There’s much to say about a life well lived, but so few words that fit a man who did what James Stewart did. Along with names like Cousteau and O’Neill, he progressed not only the sport, but the science of diving further than most could in his day. This makes it a bit of a curiousity that he’s not often taked about within the mainstream diving community, as his contributions to academia and science are beyond what it would take to give him Cousteau-like legendary status. It’s not every day a man goes out and makes his own diving equipment, let alone puts so much time, effort, and energy into making sure that others push the envelope while at the same time remaining safe.

Diving was a passion for Stewart, who just days ago passed away at the age of 89. Starting from a young age freediving and spear fishing on the California coves in which he grew up, he took his passion to the world and helped bring the art of the dive to the society and scientists around him so that we may all further understand what goes on under the sea.

Stewart’s passion for diving started long before scuba was even a thing. At a young age, he borrowed the mask of a friend, went underwater, and kept going deeper. When the scuba era began he was right on it, and his Navy training helped him excel at the aquatic arts. In 1951 Stewart repurposed an oxygen regulator from an Army Air Corps bomber, as Cousteau’s Aqualung didn’t allow him the freedom he wanted under the waves, and the rest was history.

Being a self-made diver and a pioneer was no soft task, but when he perfected the art and came on as a fellow at the Scripps Aquarium in 1957, his goal was to share the advantages of diving with scientists and allow them to get first-hand knowledge of their subjects like never before. He offered training and showed them how to use their equipment under the sea. Furthermore, while he was himself ex-military, he was known for his kindness and patience with the scientists, who weren’t as experienced in the water as him, which allowed him unprecedented access for a diver in a scientific community. After years he would hold the title of Dive Officer, very early in a time where nobody was entirely sure where the sport or science its were headed.

As his role expanded through the fifties and into the sixties, he led teams of scientists outside of Scripps and over to the Channel Islands, where they began doing groundbreaking research on orca and humpback whales. During this time he also began developing a set of standards and practices for diving which would become accepted as the officially guidelines for Scripps staff.
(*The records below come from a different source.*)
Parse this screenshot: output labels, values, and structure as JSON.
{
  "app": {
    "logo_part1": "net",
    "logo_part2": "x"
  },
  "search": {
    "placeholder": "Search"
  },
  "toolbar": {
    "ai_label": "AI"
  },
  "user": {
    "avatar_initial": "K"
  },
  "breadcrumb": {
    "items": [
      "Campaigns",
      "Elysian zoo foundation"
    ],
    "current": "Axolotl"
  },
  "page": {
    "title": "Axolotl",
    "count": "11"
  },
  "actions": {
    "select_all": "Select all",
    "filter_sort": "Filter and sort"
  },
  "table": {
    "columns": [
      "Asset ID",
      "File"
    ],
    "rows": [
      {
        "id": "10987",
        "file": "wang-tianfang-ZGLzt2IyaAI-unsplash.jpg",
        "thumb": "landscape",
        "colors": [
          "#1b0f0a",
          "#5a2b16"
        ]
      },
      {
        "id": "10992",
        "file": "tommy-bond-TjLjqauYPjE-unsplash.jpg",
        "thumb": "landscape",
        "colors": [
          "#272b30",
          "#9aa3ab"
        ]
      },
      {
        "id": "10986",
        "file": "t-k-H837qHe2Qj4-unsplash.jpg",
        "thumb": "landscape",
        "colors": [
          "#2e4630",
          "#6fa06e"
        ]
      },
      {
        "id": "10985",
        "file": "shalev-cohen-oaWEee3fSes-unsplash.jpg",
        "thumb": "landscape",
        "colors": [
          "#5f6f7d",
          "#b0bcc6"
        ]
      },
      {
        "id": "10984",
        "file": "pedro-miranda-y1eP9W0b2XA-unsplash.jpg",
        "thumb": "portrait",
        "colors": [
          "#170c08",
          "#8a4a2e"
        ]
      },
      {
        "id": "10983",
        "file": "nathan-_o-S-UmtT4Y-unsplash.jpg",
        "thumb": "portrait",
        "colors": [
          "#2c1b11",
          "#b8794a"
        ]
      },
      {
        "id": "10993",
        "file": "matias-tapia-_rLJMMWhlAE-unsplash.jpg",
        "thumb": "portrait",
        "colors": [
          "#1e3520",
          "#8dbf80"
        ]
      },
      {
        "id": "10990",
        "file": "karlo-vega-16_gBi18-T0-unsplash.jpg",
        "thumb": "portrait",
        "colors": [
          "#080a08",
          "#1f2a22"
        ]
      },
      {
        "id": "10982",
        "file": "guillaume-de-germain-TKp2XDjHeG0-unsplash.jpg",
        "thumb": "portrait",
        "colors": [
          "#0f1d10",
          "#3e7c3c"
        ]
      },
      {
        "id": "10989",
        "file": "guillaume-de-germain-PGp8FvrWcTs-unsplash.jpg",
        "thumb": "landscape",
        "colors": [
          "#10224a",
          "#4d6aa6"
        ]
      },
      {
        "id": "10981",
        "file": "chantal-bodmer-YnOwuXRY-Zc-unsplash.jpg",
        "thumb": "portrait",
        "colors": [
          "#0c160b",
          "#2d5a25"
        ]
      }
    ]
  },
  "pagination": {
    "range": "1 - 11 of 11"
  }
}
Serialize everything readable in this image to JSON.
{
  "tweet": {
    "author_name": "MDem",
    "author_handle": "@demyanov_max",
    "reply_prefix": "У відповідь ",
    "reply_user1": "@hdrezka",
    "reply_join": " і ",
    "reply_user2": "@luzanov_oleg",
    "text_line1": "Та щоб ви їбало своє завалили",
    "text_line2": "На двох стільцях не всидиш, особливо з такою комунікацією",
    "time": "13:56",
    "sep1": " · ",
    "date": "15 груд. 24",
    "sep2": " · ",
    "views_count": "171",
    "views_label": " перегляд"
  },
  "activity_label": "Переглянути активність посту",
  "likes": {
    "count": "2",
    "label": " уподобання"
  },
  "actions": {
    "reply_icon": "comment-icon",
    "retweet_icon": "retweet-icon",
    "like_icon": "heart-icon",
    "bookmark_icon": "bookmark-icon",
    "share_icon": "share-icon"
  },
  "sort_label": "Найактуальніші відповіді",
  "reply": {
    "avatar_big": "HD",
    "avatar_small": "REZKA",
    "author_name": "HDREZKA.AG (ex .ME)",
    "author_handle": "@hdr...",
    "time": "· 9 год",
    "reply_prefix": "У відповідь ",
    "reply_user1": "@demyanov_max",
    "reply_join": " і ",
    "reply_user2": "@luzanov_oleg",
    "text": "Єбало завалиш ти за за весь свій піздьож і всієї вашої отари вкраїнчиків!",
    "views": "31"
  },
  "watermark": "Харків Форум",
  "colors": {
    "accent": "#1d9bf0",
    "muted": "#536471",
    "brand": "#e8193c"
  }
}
In his time as Dive Officer, Stewart had the chance to travel to some of the best dive sites on Earth, from the North Atlantic waters of Europe all the way to below the ice of Antartica, the latter of which he described as an experience which was “like floating over the Grand Canyon.”
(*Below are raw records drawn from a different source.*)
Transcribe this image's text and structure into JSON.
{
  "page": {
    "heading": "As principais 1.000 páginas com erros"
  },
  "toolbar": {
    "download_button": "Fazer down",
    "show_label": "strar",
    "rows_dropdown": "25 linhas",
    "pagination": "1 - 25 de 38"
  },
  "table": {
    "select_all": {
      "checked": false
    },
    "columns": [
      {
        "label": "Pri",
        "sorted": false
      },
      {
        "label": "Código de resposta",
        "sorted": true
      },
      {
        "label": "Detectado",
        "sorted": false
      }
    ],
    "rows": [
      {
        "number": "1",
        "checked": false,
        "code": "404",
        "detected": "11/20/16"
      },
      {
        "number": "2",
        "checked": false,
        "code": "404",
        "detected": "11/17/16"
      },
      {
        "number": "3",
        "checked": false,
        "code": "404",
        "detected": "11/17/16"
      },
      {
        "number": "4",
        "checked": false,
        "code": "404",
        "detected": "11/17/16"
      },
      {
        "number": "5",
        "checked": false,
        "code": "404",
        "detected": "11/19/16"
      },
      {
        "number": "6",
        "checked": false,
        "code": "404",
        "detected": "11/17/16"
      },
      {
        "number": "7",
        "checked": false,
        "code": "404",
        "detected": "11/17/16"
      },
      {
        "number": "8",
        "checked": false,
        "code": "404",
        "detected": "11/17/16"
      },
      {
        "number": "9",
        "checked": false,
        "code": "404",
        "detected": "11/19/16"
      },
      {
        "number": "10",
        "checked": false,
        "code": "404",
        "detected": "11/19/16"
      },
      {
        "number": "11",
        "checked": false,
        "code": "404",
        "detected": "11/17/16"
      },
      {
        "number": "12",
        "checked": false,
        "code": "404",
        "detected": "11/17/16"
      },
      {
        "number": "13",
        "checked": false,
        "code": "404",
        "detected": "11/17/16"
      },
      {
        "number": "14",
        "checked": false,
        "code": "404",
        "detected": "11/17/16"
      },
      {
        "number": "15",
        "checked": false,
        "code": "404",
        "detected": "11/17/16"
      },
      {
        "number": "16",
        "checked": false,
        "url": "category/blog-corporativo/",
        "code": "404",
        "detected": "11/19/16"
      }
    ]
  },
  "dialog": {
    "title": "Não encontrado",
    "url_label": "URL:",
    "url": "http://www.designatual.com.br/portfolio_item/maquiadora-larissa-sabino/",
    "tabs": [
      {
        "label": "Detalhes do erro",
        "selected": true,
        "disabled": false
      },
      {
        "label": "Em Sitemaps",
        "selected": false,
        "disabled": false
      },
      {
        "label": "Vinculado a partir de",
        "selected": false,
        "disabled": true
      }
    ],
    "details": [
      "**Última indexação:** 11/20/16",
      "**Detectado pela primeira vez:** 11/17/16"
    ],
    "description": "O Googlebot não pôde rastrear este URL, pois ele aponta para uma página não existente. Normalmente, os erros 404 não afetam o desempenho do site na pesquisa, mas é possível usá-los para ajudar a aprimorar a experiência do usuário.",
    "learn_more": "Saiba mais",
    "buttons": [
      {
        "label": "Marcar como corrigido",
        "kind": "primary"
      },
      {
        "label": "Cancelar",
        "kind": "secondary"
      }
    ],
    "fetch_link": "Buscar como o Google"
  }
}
In addition to these efforts, Stewart had a passion for exploring cold-war nuclear test sites and evaluating their effect on sea life. His findings helped benefit the welfare of the animals effected by the tests and allowed the U.S. military to gain awareness of the effect they were having on the environment.
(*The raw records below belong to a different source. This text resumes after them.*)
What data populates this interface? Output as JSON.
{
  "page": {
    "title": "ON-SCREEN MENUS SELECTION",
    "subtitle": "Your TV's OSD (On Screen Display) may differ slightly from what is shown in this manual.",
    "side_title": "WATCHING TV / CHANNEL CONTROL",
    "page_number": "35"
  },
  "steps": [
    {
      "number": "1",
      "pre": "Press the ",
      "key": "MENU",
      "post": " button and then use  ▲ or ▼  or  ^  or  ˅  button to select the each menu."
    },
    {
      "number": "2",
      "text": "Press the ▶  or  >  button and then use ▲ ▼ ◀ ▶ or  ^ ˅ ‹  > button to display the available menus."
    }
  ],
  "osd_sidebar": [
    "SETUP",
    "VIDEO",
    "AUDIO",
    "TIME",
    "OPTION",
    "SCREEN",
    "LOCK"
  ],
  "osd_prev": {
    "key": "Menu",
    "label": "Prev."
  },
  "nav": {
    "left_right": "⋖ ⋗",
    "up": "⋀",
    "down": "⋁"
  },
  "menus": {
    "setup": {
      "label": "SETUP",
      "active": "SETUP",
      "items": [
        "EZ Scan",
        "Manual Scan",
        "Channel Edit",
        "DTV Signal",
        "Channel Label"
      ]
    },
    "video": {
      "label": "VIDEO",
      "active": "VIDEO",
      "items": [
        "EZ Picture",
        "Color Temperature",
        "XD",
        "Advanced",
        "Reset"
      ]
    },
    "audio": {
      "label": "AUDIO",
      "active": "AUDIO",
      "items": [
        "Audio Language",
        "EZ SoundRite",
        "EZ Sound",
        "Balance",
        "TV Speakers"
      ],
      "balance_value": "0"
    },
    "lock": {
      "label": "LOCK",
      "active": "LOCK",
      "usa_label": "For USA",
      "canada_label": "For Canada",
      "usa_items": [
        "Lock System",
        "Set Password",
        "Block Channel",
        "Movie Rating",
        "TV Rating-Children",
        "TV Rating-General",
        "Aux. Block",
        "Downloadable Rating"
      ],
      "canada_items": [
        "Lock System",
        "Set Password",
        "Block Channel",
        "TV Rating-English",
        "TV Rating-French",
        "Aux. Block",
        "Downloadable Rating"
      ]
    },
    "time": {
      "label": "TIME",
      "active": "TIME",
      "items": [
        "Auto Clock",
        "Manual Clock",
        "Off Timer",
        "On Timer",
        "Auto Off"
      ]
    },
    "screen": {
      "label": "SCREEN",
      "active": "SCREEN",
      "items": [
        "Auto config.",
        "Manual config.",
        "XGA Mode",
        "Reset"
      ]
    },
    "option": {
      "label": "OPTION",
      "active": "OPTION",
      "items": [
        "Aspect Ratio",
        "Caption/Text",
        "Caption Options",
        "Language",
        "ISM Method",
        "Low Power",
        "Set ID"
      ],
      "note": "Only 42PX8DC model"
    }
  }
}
In addition to his skills and contributions to the field of scuba, Stewart also served on the board of the National Association of Underwater instructors, where he oversaw regulation and training procedures within the field. He also worked for the San Diego Coroner’s Scuba Committee as well as a diving advisor to the FBI, NASA, Special Forces, and National park service.

Needless to say, the contributions of James Stewart, like the man himself, will never be forgotten.